Merchant's equation φ = 45° + α/2 − β/2 has no sign restriction on α. Negative α simply yields a smaller φ, a longer shear plane and a much larger force. Physically that is the cost of using negative rakes for edge strength on hard inserts (carbide and ceramics). Push the rake slider to α=−15° in the simulator and you'll see F_c jump by roughly 50% compared to α=+10°.
No, this simulator is strictly 2D orthogonal cutting. Oblique cutting introduces an inclination angle i along the cutting edge and a third force component F_r in the radial direction; Stabler's law η_c ≈ i predicts the chip flow direction. Most production turning and milling are oblique, but mastering the orthogonal case first is the conventional pedagogical route before tackling the 3D extension.
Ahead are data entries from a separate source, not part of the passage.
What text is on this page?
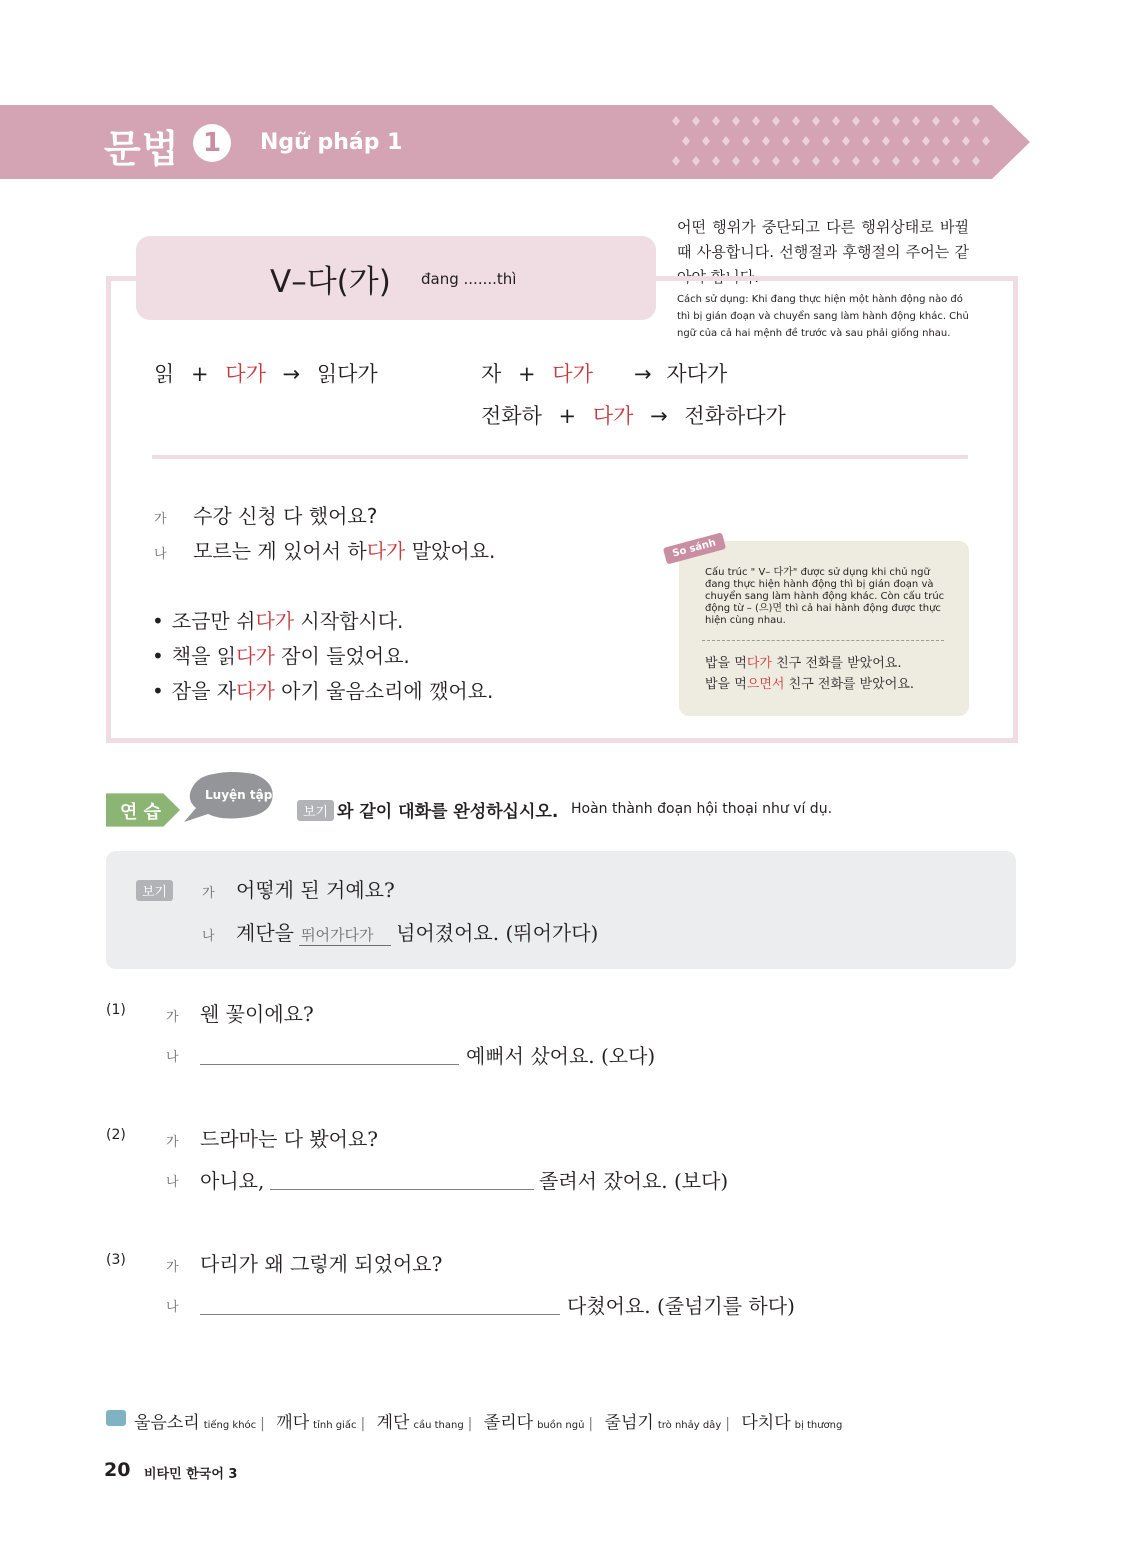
문법 1	Ngữ pháp 1
어떤 행위가 중단되고 다른 행위상태로 바뀔 때 사용합니다. 선행절과 후행절의 주어는 같
Cách sử dụng: Khi đang thực hiện một hành động nào đó thì bị gián đoạn và chuyển sang làm hành động khác. Chủ ngữ của cả hai mệnh đề trước và sau phải giống nhau.
V–다(가) đang .......thì
읽 + 다가 → 읽다가	자 + 다가 → 자다가
전화하 + 다가 → 전화하다가
가 수강 신청 다 했어요?
나 모르는 게 있어서 하다가 말았어요.
• 조금만 쉬다가 시작합시다.
• 책을 읽다가 잠이 들었어요.
• 잠을 자다가 아기 울음소리에 깼어요.
So sánh
Cấu trúc " V– 다가" được sử dụng khi chủ ngữ đang thực hiện hành động thì bị gián đoạn và chuyển sang làm hành động khác. Còn cấu trúc động từ – (으)면 thì cả hai hành động được thực hiện cùng nhau.
밥을 먹다가 친구 전화를 받았어요.
밥을 먹으면서 친구 전화를 받았어요.
연 습
Luyện tập
보기 와 같이 대화를 완성하십시오. Hoàn thành đoạn hội thoại như ví dụ.
보기	가 어떻게 된 거예요?
나 계단을 뛰어가다가 넘어졌어요. (뛰어가다)
(1)	가 웬 꽃이에요?
나	예뻐서 샀어요. (오다)
(2)	가 드라마는 다 봤어요?
나 아니요,	졸려서 잤어요. (보다)
(3)	가 다리가 왜 그렇게 되었어요?
나	다쳤어요. (줄넘기를 하다)
울음소리 tiếng khóc | 깨다 tỉnh giấc | 계단 cầu thang | 졸리다 buồn ngủ | 줄넘기 trò nhảy dây | 다치다 bị thương
20 비타민 한국어 3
A reasonable rule of thumb is τ_s ≈ 0.577·σ_y (von Mises) or 0.5–0.7·UTS. Typical numbers: 400–500 MPa for medium-carbon steel (1045), 500–700 MPa for stainless (304), 200–300 MPa for aluminium alloys (2017), 600–800 MPa for titanium (Ti-6Al-4V). At cutting strain rates and temperatures, the effective τ_s is 1.0–1.5× the static value because of strain-rate hardening and thermal softening. Oxley's model evaluates τ_s dynamically from a Johnson–Cook constitutive law.